Question about Hadoop: "Because there is 3 copies of every block, does the map run in 3 places?"
Here’s a transcript of audio from the talk named “Introduction to Apache Hadoop Part 1” given at the Strata Conference 2012 by Sarah Sproehnle.
“So the answer is now. The map is going to run on one. Except in the exception of the redundant job, if there’s slow hardware. But assuming everything is running normally, it will run on one of them. And which one gets picked is based on the scheduling algorithm, this heuristic … there’s a scheduler who’s looking at who’s busy, who’s not busy and those kind of things.”
She refers to the “Redundant job if there is slow hardware …”

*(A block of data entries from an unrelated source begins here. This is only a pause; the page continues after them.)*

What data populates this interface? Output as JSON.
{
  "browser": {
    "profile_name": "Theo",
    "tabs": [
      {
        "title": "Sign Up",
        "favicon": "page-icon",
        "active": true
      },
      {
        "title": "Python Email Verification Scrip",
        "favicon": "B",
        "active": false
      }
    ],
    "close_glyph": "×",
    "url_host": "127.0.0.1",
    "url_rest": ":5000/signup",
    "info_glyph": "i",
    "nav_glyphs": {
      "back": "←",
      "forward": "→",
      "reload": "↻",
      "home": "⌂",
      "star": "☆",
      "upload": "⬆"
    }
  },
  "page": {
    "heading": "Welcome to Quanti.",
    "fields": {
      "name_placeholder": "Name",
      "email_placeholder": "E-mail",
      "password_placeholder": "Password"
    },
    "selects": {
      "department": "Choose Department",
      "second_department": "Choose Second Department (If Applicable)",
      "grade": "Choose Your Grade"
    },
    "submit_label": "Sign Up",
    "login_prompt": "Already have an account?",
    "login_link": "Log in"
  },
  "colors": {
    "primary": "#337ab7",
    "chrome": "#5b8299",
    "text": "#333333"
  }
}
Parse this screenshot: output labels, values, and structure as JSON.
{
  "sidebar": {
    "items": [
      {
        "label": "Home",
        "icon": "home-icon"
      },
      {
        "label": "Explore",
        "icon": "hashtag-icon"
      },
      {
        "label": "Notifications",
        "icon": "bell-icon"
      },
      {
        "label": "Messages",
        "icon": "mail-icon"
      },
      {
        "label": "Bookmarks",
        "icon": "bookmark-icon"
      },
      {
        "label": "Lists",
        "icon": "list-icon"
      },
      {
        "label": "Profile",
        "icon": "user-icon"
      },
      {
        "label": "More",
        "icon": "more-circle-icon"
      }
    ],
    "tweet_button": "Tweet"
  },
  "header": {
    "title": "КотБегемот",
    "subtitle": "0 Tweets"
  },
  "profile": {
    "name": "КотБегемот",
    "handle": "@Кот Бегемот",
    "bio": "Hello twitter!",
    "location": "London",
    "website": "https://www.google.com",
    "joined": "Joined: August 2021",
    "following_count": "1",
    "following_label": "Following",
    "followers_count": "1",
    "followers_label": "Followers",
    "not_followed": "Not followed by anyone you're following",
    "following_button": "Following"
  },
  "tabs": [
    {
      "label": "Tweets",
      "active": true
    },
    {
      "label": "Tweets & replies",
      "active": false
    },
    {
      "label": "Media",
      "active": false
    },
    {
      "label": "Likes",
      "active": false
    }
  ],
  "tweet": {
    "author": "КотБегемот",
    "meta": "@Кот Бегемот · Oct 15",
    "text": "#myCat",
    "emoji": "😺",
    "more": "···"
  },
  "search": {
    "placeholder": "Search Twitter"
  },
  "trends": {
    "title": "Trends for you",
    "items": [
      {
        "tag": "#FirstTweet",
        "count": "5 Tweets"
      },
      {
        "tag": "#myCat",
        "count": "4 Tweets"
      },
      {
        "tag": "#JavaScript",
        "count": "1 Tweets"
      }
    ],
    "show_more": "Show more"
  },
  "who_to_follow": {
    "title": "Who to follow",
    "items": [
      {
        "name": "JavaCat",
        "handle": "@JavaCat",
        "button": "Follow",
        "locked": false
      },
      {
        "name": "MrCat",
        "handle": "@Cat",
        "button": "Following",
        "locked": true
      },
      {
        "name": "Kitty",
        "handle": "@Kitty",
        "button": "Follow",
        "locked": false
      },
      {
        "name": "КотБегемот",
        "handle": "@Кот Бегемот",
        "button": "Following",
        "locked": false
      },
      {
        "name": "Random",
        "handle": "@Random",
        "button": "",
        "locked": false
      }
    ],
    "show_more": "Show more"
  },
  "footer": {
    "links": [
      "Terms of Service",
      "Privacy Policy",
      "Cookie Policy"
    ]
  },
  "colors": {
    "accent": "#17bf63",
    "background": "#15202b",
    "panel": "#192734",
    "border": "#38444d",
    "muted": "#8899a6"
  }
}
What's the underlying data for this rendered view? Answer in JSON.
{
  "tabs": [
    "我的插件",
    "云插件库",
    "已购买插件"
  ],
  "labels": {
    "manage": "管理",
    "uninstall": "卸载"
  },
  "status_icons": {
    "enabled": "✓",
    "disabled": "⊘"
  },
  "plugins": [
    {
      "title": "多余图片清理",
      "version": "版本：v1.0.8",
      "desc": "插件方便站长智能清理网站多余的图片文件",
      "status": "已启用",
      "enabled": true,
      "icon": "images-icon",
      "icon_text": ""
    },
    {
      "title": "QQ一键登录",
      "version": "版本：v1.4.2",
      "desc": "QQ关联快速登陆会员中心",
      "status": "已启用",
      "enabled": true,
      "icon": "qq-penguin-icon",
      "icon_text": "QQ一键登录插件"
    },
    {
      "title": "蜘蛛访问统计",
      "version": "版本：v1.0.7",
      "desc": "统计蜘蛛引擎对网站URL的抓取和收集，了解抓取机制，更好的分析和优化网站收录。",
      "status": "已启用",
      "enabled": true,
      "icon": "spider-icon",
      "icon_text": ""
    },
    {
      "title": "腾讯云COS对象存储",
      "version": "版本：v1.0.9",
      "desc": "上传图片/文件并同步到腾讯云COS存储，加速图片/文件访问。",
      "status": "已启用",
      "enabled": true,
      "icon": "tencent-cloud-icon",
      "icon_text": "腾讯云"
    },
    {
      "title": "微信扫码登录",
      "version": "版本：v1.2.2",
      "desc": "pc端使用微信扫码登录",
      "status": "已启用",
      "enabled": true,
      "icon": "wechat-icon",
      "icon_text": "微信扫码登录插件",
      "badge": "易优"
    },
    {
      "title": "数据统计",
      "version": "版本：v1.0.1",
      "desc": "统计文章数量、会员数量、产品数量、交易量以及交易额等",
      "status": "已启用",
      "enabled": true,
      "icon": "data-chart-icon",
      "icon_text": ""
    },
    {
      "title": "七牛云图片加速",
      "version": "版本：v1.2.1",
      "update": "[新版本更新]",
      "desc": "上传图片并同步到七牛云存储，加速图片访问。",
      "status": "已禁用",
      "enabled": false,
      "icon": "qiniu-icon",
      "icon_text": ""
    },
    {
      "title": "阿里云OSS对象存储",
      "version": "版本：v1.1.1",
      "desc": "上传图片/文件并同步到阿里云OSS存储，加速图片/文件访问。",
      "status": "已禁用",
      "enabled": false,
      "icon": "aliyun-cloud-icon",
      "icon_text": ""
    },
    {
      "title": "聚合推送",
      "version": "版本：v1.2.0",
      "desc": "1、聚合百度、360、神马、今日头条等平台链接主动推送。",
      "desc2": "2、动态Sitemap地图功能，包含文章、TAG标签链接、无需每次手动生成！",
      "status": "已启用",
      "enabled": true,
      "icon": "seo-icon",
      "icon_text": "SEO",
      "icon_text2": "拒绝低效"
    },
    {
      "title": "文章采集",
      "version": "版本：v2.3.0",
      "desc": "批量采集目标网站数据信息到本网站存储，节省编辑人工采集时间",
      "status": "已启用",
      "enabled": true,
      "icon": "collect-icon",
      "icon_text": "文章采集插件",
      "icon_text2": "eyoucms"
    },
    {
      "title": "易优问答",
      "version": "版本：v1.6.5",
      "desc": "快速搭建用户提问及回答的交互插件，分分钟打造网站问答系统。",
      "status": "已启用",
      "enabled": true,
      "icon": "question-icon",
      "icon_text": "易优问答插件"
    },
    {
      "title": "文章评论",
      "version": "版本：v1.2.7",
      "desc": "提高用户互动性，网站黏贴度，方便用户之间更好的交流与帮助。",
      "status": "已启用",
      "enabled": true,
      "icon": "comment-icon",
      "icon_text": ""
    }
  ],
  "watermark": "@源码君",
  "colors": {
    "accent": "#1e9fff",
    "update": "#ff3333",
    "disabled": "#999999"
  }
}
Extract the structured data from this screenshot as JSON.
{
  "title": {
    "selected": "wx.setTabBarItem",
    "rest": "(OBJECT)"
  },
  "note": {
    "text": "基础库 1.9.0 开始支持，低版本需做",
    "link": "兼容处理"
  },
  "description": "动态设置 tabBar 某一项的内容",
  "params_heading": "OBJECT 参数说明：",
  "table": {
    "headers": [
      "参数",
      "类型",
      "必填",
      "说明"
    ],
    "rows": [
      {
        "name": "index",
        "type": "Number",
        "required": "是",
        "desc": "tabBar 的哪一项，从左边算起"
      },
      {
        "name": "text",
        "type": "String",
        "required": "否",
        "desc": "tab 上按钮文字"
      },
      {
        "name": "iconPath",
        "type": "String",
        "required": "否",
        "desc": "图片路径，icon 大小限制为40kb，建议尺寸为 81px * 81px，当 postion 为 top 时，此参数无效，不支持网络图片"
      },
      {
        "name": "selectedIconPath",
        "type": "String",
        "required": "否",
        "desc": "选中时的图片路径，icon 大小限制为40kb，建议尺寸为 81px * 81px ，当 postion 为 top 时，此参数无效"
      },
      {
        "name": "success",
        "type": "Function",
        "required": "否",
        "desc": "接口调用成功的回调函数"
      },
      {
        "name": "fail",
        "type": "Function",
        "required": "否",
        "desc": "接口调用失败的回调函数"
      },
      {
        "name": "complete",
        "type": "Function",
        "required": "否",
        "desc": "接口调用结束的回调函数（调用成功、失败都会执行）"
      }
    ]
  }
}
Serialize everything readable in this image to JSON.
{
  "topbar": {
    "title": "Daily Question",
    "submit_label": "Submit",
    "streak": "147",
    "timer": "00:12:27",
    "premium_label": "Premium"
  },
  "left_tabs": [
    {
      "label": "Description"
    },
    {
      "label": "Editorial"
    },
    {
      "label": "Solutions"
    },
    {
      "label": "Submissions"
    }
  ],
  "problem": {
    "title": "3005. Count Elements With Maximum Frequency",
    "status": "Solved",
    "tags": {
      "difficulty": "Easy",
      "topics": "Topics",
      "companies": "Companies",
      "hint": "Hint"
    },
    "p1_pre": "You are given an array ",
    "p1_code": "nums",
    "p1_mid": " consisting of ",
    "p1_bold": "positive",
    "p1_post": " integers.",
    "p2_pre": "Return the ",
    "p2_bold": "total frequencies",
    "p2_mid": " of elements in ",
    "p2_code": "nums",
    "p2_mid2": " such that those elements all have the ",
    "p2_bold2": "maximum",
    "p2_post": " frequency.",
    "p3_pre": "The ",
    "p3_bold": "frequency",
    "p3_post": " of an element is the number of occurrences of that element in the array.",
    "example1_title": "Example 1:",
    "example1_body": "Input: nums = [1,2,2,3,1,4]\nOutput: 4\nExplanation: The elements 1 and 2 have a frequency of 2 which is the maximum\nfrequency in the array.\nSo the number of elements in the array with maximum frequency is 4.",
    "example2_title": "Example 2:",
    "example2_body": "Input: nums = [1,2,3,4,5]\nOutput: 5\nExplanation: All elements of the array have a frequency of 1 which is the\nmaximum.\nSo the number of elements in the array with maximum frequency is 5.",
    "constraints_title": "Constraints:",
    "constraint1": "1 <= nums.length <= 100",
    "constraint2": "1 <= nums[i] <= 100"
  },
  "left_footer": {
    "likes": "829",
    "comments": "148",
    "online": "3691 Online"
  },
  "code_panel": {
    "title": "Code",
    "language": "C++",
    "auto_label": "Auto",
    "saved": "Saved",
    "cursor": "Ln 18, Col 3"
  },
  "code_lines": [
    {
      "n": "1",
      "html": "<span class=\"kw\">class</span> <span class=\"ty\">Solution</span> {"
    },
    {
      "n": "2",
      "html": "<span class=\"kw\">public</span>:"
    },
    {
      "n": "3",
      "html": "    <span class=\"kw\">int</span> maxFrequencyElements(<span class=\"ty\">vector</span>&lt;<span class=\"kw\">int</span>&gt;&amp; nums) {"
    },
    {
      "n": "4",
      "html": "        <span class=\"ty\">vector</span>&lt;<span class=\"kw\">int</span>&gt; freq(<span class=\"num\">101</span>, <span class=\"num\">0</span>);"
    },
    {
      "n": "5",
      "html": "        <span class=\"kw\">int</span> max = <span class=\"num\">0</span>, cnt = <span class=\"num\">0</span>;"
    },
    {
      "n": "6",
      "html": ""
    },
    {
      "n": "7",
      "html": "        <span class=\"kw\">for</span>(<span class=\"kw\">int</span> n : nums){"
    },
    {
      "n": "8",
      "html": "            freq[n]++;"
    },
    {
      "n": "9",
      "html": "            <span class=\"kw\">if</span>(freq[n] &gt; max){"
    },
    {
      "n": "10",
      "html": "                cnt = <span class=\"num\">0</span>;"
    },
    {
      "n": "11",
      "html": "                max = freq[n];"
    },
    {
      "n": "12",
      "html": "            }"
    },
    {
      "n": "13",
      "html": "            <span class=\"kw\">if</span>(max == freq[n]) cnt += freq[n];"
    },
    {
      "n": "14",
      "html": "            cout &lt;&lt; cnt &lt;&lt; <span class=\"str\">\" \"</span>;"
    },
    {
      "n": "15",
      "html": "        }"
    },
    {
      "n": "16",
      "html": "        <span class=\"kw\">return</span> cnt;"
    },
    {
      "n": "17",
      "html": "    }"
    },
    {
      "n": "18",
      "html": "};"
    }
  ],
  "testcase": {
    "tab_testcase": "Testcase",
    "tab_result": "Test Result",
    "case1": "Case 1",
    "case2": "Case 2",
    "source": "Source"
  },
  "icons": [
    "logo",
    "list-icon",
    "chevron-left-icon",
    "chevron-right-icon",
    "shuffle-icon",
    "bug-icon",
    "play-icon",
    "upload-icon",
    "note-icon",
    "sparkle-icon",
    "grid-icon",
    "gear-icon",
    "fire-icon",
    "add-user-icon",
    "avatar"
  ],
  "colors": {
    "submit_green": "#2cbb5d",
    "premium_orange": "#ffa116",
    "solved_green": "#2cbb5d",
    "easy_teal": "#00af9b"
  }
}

“Now if a node appears to be slower then others … this can happen … it’s actually a property of modern hardware … the way disks still have a lot of spinning parts. If a hard drive is failing, it doesn’t usually just go kaput, it fails slowly and it starts being very slow. So, meanwhile, if all of you were my hadoop cluster and one of you has a drive that’s going bad, then the ones that slow, isn’t getting their map tasks done, their not reading their data as fast as everybody else. So I’m being held up … Everyone else is finishing … but that slow one isn’t. I don’t want to have to wait on the slow one. In fact, maybe it doesn’t finish, right? So, the scheduler will keep track of the average time that the tasks completed and if one of these is particularly slower then average it will start another copy of it. It doesn’t want to stop what was going on because it doesn’t know why it’s slow. It could be bad hardware but it could be something about that portion of the data and maybe 1/100th of your data is just a lot more costly to process, it just takes longer. Well, if that’s the case having someone else do it, it’s still going to be slow. But if it’s the case that you hard drive is going bad then it would help to run it some place else. So, hadoop will actually start the task redundantly on another node and let them race. So, it will say, you are particularly slow but I’ll start the same task on another copy of the data and then I’ll see who finishes first and I’ll take the results of the winner. So it’s just a neat feature. It’s something a lot like the many features of hadoop that is tunable …”